Con Law Outline Main
Michael Moore
Spring 2011
 
Part I: initial set-up, judicial review, supremacy clause, etc.
Ø  Marbury v. Madison (1803)
ü  The commission was valid, the remedy was proper, but
ü  The writs of mandamus could not come from the Supreme Court since it does not have original jurisdiction over such writs, therefore
v  The Judiciary Act of 1789 is unconstitutional
v  Because it sought to confer on the Supreme Court original jurisdiction over a type of dispute over which the Constitution gave it only appellate jurisdiction
ü  Marshall essentially said that we don’t have the power, but we can tell Congress what power we do or do not have
ü  Congress can neither expand nor restrict the original jurisdiction of the Supreme Court.
v  However, the Court's appellate jurisdiction is given “with such exceptions, and under such regulations as the Congress shall make.”
Ø  Marbury established the power of judicial review
ü  Allocation of power ßà protection of rights
ü  Judicial Review forced Nixon to turn over the tapes – what if there wasn’t a power of judicial review
ü  Supreme Law of the Land
v  If the Constitution is the highest law of the land, it inevitably overturns anything that is in conflict with it
Ø  Martin v. Hunter’s Lessee (1816) supremacy clause: the first case to assert ultimate Supreme Court authority over state courts in matters of federal law
ü  States are fallible in that ‘state attachments, state prejudices, and state interests might sometimes obstruct, or control . . . the regular administration of justice’
ü  Ensuring uniformity in interpretation of federal law across state lines
ü  Since it was established that the States had the power to rule on Federal issues it must be true that the Supreme Court can review the decision or the Supreme Court would not have appellate jurisdiction in “all other cases.” 
Ø  Cooper v. Aaron (1958)
ü  After Brown v. Board, Arkansas attempted to disregard desegregation orders, because the other case occurred in another state, and thus the S.C.s decision did not apply to itself
ü  Wrong! à supreme law of the land
Ø  Bindingness of the Supreme Court: other branches’ power of independent constitutional interpretation / checks on the judiciary
ü  Congressional: Dickerson v. United States (2000) Congress has the power to overrule a Supreme Court decision through an amendment, but not by statute
v  Eleventh overruled Chisholm, Fourteenth overruled Dred Scott, Sixteenth circumvented Pollock v. Farmer’s Loan & Trust Corp., Twenty-Sixth overturned Oregon v. Mitchell (1970)

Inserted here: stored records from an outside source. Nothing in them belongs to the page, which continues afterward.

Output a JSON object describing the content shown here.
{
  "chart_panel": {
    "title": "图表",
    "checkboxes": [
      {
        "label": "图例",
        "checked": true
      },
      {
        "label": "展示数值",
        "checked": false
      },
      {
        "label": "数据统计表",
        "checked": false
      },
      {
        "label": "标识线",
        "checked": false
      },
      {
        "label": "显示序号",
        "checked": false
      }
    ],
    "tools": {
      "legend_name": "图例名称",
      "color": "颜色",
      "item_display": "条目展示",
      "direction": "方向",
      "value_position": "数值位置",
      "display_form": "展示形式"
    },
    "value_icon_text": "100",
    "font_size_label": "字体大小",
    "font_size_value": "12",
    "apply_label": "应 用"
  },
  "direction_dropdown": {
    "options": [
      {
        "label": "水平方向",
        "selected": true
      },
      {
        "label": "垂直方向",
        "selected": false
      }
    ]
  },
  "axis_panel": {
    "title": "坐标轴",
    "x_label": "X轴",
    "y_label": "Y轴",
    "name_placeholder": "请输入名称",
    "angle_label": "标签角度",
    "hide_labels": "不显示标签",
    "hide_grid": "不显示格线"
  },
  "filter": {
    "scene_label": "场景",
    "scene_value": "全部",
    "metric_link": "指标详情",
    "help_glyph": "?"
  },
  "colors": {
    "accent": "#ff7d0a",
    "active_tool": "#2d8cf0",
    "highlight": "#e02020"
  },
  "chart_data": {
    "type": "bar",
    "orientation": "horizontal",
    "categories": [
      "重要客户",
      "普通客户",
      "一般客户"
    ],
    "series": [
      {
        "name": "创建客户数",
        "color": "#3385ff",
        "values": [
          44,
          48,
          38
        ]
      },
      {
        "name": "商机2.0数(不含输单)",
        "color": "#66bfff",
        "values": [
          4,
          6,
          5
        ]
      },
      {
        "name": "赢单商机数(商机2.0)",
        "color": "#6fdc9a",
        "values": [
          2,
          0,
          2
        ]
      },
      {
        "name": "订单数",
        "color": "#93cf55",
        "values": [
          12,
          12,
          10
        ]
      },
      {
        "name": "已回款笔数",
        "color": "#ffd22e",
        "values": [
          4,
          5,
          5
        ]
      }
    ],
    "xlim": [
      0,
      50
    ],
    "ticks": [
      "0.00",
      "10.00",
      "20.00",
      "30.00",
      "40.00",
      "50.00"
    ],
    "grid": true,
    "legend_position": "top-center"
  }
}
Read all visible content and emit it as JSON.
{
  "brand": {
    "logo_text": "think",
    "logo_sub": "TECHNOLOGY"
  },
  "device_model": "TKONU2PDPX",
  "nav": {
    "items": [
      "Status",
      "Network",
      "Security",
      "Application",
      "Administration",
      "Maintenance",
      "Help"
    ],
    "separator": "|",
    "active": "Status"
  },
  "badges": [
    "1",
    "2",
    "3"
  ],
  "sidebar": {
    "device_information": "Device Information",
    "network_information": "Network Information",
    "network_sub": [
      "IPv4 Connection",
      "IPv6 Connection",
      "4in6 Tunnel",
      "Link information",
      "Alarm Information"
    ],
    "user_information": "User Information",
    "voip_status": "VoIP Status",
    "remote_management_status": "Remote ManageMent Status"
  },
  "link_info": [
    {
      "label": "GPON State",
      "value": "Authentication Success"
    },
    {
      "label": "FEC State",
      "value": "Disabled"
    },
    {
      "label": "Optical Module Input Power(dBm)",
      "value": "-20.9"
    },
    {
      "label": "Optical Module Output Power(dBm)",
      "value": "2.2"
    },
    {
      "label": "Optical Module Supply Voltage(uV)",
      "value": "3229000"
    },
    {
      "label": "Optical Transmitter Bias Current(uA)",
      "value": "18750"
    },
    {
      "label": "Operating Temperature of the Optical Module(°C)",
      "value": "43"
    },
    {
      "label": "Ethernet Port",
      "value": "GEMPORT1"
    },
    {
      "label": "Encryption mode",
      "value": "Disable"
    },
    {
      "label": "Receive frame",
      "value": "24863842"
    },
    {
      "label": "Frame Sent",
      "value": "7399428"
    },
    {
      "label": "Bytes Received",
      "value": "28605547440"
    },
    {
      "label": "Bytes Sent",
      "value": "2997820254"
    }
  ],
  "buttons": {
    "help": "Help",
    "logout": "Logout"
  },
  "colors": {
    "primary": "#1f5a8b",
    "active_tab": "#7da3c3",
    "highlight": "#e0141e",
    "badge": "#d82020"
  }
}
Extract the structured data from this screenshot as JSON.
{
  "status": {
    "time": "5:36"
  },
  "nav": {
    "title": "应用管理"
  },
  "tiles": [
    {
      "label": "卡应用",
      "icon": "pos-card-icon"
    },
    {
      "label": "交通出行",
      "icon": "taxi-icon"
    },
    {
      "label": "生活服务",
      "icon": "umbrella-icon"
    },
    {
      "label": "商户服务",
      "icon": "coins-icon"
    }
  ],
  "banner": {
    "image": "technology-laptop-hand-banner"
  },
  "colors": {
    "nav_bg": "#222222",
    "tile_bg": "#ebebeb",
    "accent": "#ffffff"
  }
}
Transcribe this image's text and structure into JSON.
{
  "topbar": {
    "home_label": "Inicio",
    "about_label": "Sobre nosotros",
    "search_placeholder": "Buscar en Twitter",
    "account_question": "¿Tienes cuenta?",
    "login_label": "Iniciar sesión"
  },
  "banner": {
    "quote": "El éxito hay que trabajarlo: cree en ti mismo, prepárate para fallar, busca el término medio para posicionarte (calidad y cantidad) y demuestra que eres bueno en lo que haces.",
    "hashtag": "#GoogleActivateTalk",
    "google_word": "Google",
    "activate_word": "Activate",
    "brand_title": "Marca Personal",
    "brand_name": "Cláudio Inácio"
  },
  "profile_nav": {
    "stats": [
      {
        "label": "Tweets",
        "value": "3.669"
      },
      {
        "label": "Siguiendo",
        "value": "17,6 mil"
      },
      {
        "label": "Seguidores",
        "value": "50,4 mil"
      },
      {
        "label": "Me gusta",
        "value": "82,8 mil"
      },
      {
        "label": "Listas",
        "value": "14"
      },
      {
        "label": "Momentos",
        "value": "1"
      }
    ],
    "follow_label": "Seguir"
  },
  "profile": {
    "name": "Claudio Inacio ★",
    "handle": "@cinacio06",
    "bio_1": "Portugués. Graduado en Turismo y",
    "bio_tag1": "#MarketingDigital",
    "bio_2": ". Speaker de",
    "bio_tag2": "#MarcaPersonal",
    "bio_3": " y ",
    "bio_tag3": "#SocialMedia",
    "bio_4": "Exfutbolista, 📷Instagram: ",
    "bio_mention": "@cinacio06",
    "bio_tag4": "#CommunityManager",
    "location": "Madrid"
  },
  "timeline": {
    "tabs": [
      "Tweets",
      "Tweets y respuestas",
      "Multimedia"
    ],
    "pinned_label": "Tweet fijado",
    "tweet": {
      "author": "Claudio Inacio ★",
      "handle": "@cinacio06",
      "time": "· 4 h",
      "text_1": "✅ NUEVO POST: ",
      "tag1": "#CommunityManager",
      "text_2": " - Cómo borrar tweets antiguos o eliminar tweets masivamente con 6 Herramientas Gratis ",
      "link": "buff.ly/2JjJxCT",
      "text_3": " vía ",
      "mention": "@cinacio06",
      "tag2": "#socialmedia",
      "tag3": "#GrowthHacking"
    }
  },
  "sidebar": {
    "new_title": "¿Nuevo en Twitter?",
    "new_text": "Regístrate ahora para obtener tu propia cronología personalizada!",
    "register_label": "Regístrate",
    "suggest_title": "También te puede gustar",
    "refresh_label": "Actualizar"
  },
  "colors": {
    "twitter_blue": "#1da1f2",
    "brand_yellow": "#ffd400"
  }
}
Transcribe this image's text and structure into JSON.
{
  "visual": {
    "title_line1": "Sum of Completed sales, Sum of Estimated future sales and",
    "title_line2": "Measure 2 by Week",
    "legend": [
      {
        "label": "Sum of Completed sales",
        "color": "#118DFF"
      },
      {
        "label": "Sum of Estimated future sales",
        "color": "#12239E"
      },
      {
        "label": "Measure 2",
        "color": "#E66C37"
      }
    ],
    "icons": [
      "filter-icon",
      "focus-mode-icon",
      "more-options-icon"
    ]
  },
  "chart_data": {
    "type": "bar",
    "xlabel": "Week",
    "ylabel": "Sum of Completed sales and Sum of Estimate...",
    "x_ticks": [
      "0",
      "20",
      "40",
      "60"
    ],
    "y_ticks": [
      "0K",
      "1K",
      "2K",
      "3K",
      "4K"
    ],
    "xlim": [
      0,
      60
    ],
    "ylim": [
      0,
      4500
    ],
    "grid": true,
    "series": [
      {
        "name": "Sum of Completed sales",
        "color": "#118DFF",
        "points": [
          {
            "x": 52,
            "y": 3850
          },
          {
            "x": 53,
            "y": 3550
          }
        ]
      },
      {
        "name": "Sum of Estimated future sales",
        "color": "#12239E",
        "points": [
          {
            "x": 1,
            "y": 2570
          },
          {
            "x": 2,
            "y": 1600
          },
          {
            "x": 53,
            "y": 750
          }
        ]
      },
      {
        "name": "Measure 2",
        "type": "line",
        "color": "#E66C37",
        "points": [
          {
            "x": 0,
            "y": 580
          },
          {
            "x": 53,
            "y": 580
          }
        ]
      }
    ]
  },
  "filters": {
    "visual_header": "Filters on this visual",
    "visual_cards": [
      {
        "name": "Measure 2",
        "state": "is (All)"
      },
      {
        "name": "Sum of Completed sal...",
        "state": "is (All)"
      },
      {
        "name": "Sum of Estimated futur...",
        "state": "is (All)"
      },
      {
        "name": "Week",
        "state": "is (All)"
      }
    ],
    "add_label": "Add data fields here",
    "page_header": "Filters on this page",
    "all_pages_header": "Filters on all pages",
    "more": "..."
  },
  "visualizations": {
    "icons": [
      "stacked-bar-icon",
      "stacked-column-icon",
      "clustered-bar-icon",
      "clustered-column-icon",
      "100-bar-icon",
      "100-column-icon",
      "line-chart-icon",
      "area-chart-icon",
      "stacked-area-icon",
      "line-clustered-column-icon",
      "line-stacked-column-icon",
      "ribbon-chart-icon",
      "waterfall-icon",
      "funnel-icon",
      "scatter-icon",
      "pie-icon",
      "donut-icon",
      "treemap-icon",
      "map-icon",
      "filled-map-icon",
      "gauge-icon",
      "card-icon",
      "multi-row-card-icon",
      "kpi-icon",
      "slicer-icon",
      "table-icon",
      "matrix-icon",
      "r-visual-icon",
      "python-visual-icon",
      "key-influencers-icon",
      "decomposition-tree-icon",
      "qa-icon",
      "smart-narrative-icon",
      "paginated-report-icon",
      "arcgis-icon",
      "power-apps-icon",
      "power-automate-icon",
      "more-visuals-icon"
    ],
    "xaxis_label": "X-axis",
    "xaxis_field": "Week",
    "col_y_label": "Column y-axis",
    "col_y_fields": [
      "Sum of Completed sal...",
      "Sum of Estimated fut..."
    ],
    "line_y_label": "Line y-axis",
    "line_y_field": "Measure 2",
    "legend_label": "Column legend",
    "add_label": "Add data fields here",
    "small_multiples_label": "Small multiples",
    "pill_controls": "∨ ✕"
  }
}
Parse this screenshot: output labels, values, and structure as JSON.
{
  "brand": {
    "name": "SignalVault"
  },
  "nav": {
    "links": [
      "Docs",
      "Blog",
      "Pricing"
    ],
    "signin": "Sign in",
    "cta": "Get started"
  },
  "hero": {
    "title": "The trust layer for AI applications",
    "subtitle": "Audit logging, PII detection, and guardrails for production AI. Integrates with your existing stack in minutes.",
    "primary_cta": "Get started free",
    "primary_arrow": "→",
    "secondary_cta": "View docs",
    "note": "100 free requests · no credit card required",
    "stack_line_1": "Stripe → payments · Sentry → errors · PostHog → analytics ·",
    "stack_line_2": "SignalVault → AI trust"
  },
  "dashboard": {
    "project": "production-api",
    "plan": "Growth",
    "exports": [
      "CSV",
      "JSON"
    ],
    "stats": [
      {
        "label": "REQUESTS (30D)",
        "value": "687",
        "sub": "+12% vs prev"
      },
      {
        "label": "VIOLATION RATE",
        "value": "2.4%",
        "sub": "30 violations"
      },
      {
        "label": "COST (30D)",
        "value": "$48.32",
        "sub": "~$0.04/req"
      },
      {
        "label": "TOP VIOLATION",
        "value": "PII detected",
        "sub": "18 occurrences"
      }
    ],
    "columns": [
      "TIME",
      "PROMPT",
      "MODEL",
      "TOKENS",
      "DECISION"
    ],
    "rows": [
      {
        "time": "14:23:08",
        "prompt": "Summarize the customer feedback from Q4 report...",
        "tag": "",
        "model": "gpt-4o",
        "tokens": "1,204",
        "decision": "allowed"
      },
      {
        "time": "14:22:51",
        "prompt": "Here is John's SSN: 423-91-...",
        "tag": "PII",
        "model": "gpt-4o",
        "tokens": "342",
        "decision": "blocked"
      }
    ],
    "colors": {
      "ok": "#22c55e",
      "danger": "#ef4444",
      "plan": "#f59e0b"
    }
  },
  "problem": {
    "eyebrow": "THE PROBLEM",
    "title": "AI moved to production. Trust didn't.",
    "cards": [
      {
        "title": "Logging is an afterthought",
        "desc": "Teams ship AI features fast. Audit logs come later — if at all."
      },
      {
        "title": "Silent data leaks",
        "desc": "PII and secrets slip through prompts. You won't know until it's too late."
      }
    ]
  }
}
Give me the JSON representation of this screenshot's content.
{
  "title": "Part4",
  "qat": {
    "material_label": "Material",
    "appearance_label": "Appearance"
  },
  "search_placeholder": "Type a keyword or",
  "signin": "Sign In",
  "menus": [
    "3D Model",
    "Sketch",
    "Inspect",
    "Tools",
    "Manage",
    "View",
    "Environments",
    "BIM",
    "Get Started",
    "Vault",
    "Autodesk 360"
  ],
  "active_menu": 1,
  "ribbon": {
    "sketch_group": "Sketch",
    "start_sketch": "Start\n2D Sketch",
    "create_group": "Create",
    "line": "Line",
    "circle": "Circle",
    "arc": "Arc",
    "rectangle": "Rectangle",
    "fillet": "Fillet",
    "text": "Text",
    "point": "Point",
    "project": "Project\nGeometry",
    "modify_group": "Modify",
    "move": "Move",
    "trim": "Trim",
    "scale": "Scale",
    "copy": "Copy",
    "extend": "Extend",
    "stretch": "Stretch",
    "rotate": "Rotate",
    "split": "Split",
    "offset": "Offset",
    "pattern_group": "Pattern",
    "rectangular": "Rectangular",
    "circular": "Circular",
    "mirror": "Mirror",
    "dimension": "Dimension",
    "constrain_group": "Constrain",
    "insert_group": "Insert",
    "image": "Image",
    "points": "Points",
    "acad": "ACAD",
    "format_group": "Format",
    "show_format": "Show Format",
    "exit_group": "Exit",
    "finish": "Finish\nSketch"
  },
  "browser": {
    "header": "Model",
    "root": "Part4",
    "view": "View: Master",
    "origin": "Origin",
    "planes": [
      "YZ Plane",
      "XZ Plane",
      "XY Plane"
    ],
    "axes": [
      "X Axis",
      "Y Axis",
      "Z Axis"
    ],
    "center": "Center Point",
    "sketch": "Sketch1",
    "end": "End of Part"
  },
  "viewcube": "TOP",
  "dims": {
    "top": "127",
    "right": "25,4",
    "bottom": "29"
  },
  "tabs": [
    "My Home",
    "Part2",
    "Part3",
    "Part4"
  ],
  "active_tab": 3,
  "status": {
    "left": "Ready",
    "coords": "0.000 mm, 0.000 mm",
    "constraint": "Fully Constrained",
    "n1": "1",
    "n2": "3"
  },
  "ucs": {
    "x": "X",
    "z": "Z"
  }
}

ü  Supervisory/administrative regulations of the court can be overruled, but interpretations of the Constitution cannot
ü  Executive example 1: Jefferson, after pardoning many convicted during the Adams administration, stated ‘the judges believing the law constitutional, had a right to pass a sentence of fine and imprisonment; because that power was placed in their hands by the Constitution. But the executive, believing the law to be unconstitutional, was bound to remit the execution of it; because that power has been confided in him by the Constitution.”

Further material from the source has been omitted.